As far as I know, there is no authoritative answer to the question of whether two funds from different companies that track the same index are "substantially identical" as per the wash sale rule. Here's a page discussing the issue:
http://www.fairmark.com/capgain/wash/wsident.htmIMHO, if you buy that fund in your 401k, it's a little risky - I wouldn't do it. (Assuming that it tracks the same index).
But you probably have another foreign stock fund in your 401k that is actively managed. You could use that. In fact, this is my plan for tax harvesting when I have a drop that is big enough to make it worth it to me. You can really only do this when you have foreign and US in both taxable and tax advantaged and you're willing to shift the proportion of US/foreign between the two spaces.
Essentially, you'd sell the VTIAX in taxable and buy VTSAX in taxable. In the 401k, you'd sell VTSAX (or whatever US total market fund you have) and buy the foreign actively managed fund. It's not a wash sale because you're moving from an indexed fund to an actively managed fund. After 31 days, you'd sell the foreign actively manged fund in the 401k and buy the index fund (SWISX in your case). You wouldn't worry about cap gains because it was done in tax advantaged space.

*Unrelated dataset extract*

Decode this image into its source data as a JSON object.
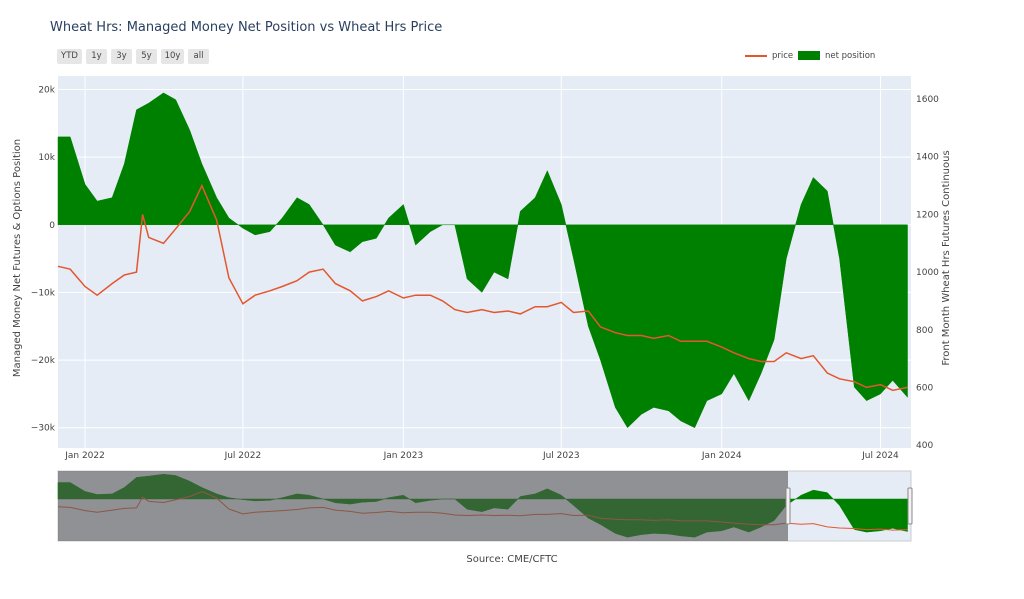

If foreign stocks have a loss, you can just buy back the fund you wanted in taxable and go back to your old allocation in the 401k, no sweat. If the foreign stocks bounce back, you get to participate (minus the active management fees for one month, pretty small) and don't get stuck with that fund. You couldn't keep this up indefinitely because you might eventually wind up with all US or foreign in tax advantaged, but as long as you've got both and you're indifferent as to which one is in taxable, it's feasible.